El eco del verso
Durante años, Lucía escribió poemas sin pensar demasiado en ellos. Nacían como un impulso, como quien exhala una emoción para poder seguir respirando. Los guardaba en cuadernos viejos, entre facturas, hojas secas y promesas no cumplidas. Su vida pasaba entre rutinas grises, cafés apurados y un silencio que pesaba más que cualquier palabra.
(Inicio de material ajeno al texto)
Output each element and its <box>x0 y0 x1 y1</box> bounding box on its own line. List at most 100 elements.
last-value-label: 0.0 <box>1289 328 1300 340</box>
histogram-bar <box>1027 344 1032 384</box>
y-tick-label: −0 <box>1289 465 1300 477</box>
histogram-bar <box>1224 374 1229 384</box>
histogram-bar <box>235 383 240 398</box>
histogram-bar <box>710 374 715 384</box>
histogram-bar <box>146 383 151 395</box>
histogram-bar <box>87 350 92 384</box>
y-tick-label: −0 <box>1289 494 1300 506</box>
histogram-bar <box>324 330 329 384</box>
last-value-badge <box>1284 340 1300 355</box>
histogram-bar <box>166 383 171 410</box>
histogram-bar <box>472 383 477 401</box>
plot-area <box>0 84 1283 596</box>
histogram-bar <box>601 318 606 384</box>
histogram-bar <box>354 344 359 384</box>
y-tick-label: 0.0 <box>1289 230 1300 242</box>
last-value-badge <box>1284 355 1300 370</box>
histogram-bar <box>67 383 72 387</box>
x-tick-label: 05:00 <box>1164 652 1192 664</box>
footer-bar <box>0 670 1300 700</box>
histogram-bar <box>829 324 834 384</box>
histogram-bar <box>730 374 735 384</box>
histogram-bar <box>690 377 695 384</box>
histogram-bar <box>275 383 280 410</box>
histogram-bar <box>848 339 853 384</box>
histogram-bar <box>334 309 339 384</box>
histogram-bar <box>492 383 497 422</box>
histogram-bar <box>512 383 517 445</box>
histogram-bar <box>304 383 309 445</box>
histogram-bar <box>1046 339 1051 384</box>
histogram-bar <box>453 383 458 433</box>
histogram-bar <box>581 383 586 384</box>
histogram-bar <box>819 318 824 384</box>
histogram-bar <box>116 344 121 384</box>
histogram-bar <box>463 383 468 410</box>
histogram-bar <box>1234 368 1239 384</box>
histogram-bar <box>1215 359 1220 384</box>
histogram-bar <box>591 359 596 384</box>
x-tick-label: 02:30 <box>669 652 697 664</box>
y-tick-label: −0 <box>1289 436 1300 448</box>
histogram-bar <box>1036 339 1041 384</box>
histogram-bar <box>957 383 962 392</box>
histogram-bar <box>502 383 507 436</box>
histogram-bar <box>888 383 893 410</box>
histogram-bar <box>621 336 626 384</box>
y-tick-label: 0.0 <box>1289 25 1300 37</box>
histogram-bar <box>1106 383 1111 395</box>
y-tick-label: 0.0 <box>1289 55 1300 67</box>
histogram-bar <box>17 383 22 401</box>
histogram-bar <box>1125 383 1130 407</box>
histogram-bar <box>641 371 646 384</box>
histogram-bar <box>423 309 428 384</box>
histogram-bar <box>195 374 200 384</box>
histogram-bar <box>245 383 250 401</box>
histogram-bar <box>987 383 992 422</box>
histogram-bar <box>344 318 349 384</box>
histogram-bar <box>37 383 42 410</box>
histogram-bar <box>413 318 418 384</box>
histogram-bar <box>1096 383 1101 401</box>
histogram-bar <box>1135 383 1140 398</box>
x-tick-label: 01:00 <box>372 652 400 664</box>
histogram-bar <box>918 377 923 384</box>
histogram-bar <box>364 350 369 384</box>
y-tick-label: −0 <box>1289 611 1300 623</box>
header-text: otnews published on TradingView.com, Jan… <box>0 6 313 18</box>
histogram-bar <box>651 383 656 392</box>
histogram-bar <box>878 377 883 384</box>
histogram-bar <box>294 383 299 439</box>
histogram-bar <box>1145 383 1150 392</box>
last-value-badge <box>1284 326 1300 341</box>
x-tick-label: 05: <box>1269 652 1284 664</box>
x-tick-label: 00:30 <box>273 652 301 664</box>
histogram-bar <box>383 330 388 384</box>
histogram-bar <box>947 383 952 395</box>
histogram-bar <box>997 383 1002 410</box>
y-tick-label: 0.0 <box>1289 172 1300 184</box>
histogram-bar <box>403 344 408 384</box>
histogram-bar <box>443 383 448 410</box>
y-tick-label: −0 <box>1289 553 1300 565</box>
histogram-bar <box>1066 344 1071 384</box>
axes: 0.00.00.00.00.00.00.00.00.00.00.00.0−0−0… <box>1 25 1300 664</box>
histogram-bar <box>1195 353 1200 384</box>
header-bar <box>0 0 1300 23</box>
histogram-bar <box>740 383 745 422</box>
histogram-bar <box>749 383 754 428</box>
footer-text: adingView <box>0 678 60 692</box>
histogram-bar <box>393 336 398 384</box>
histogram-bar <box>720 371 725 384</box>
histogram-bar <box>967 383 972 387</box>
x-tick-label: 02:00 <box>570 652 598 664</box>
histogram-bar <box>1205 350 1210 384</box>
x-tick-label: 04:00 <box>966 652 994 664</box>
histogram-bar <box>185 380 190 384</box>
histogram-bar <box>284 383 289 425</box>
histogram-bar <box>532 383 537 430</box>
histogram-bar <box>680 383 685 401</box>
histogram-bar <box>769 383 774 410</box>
Una noche, mientras ordenaba su antiguo escritorio, cayó al suelo un cuaderno azul cubierto de polvo. Lo abrió y comenzó a leer sus poemas de juventud. Las palabras la golpearon como un espejo que, en vez de reflejar su rostro, mostraba su alma olvidada. En cada verso reconoció una voz que siempre había sido suya, pero que el tiempo había acallado: la voz que soñaba, la que creía, la que amaba sin miedo.
Lucía comprendió, temblando, que en cada poema se había ido dejando pistas para encontrarse: el atardecer que describía no era un paisaje, sino un deseo de cambio; el río que corría bajo la luna era su llamada hacia la libertad.
Esa noche volvió a escribir, pero ya no para llenar papeles. Escribió para reconocerse. Escribió para decirse “aquí estoy”, y al hacerlo, algo en su interior floreció. Al amanecer, la poetisa se sintió ligera, como si sus versos, escritos a lo largo de los años, hubieran estado esperando precisamente ese momento: el de devolverle la vida que ella misma había escrito sin saberlo.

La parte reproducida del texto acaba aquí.